In 1831, Charles Darwin, a recent Cambridge University graduate, helped experienced geologist Adam Sedgwick excavate rock layers in northern Wales. They discovered fossils in shale rocks dating to the Cambrian period of Earth’s history. At age 22, Darwin didn’t realize how significant their findings were. It wasn’t until many years later, when he published his book On the Origin of Species, that he was troubled by the “explosion” of Cambrian fossils. What exactly troubled Darwin about these fossils?
Scientists call the sudden appearance of Cambrian fossils the “Cambrian explosion.” These fossils come from a time when Earth’s first major animal groups appeared abruptly, with no clear predecessors. This challenges the idea of gradual evolution. That’s what troubled Darwin. The Cambrian explosion was a rapid appearance of most of the major animal groups that ever lived on Earth.
Darwin published his famous book On the Origin of Species in 1859, twenty-eight years after helping find the first Cambrian fossils. He believed life’s history would look like a branching tree, starting with single-celled organisms and each branch gradually becoming more complex. He thought that life evolved in small steps over long periods through natural selection. What troubled Darwin was the sudden appearance of Cambrian fossils without ancestors, but he expected future fossil discoveries to show gradual evolutionary changes.
However, things didn’t go as Darwin expected. In 1886, during the construction of the Canadian Pacific railroad across Canada, new Cambrian fossils were found in the Rocky Mountains. In 1909, Charles Walcott discovered fossils of soft-bodied Cambrian animals without predecessors in the Burgess Shale of British Columbia. These new animal forms were more complex than the ones Darwin knew, yet they still appeared suddenly without showing gradual evolution.
In 2014, another site in British Columbia, called Marble Canyon, revealed more troublesome fossils. In 1988, paleontologists uncovered exceptionally well-preserved specimens in Chengjiang, China. Now, another site in Huayuan, China, has revealed even more soft-bodied fossils with remarkable soft tissue preservation. Researchers have collected over 50,000 fossils and identified 153 animal species, 59% of which were previously unknown. These fossils span 16 animal phyla.
Some evolutionists suggest that missing links are hard to find because soft animal tissues don’t fossilize well. But this new discovery at Huayuan preserved delicate soft tissues in detail, from worms to jellyfish, showing gills, guts, and even nerves. They were preserved because they were buried quickly in a muddy slurry that turned into shale.

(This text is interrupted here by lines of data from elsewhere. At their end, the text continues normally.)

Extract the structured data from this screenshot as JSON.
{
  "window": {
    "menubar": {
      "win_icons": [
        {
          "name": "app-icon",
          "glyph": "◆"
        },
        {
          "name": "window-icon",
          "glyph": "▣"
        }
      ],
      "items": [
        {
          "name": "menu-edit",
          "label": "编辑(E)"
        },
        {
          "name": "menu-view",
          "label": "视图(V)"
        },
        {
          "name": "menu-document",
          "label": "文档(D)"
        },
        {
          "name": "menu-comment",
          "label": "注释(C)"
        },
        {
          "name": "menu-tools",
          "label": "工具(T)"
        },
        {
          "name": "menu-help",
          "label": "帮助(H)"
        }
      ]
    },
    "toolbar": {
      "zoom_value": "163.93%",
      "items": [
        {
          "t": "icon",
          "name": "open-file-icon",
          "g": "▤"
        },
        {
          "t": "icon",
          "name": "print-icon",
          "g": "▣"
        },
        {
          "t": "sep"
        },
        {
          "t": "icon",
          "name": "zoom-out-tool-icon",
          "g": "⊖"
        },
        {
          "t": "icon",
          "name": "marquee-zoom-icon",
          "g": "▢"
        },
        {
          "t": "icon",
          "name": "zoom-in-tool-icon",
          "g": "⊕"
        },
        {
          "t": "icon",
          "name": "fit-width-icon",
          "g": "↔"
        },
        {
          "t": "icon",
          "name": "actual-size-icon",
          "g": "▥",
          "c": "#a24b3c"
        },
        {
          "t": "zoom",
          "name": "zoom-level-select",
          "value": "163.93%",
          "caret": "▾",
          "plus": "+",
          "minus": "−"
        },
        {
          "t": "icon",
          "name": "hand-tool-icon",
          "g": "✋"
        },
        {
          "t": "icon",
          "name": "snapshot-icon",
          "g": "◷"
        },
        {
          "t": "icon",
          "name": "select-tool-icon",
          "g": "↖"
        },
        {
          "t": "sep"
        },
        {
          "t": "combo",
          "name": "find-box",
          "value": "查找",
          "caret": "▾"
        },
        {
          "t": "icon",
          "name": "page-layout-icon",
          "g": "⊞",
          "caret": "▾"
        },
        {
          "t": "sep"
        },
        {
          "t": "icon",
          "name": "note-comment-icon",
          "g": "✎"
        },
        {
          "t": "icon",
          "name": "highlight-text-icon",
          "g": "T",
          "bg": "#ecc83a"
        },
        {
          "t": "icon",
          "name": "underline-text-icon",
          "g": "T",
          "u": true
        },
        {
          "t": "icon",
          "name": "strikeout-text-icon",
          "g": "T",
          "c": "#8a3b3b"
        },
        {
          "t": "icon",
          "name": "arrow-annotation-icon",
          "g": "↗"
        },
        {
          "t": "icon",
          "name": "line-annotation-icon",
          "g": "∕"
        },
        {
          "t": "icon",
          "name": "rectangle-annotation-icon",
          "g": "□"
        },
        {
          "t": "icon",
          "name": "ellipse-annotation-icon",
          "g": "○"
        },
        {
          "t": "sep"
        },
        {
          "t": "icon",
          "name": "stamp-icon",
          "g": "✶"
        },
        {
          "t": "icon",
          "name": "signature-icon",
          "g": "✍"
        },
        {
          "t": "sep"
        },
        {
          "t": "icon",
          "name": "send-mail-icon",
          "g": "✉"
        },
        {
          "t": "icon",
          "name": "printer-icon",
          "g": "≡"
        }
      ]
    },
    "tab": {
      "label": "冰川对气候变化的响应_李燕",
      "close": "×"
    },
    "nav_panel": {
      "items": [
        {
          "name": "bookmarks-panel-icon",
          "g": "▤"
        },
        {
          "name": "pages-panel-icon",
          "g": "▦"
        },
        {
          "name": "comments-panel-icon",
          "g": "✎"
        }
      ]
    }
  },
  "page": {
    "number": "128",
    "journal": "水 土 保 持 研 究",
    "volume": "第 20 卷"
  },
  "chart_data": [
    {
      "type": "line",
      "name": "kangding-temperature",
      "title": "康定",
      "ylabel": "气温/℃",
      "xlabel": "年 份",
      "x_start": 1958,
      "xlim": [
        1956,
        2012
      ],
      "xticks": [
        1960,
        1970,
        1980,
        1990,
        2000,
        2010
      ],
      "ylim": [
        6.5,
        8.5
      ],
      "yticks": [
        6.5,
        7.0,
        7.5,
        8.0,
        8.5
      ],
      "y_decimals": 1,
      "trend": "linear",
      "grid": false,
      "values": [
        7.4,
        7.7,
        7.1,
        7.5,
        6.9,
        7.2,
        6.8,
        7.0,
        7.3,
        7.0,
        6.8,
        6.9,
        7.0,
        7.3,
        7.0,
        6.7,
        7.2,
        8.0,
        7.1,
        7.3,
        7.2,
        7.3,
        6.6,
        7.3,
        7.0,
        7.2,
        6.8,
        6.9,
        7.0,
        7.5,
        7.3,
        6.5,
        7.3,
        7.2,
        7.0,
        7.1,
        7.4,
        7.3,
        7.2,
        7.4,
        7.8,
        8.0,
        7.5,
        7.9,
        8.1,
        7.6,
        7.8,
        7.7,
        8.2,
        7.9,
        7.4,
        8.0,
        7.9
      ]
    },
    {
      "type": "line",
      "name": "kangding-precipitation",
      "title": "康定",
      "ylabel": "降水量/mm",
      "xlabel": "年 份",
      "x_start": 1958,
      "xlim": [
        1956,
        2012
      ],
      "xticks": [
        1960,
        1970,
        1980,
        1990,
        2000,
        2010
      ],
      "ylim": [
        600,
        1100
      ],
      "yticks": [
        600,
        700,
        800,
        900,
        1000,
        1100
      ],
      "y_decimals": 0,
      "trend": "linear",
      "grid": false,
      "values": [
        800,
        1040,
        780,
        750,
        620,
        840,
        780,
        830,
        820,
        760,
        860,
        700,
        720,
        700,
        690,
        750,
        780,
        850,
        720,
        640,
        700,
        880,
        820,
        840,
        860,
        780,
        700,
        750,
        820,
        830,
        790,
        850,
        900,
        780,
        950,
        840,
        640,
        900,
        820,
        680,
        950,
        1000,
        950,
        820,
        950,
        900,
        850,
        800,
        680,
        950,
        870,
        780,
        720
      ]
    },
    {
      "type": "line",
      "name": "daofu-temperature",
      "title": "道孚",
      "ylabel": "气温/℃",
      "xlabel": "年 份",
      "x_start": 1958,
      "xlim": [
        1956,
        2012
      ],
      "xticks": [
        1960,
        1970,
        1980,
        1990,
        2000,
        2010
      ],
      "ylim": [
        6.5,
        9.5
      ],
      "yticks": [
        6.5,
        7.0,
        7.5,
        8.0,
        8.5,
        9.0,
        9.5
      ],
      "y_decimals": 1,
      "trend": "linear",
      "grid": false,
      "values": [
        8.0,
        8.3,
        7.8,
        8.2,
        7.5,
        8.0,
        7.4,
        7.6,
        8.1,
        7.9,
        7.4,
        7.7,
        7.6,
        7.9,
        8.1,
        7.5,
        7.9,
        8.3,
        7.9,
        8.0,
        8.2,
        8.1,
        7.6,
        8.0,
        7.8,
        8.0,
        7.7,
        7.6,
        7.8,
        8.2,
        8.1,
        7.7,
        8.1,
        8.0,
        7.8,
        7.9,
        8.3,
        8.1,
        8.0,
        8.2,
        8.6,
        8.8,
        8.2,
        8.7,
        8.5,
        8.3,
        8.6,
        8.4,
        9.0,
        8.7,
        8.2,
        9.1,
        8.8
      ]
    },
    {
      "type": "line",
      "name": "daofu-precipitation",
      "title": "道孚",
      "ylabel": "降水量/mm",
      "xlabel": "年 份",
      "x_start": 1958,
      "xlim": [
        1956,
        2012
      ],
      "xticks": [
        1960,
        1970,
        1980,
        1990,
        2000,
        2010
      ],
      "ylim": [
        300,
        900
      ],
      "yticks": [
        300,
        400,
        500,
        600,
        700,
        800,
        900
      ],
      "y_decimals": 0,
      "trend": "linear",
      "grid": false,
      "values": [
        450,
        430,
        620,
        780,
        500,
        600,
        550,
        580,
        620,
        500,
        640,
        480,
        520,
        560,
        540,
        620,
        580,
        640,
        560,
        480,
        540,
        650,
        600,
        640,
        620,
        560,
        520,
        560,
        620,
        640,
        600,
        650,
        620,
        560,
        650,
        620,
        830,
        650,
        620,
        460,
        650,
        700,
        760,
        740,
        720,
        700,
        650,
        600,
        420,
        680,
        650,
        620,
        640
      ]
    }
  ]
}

The key point is that many animals from the Cambrian period appear suddenly on opposite sides of the planet, with no signs of gradual change. They show no clear evolution over time. Darwinism cannot fully explain this puzzle, but those who believe in an intelligent divine Creator see these discoveries as making perfect sense. What troubled Darwin in 1859 would trouble him even more today.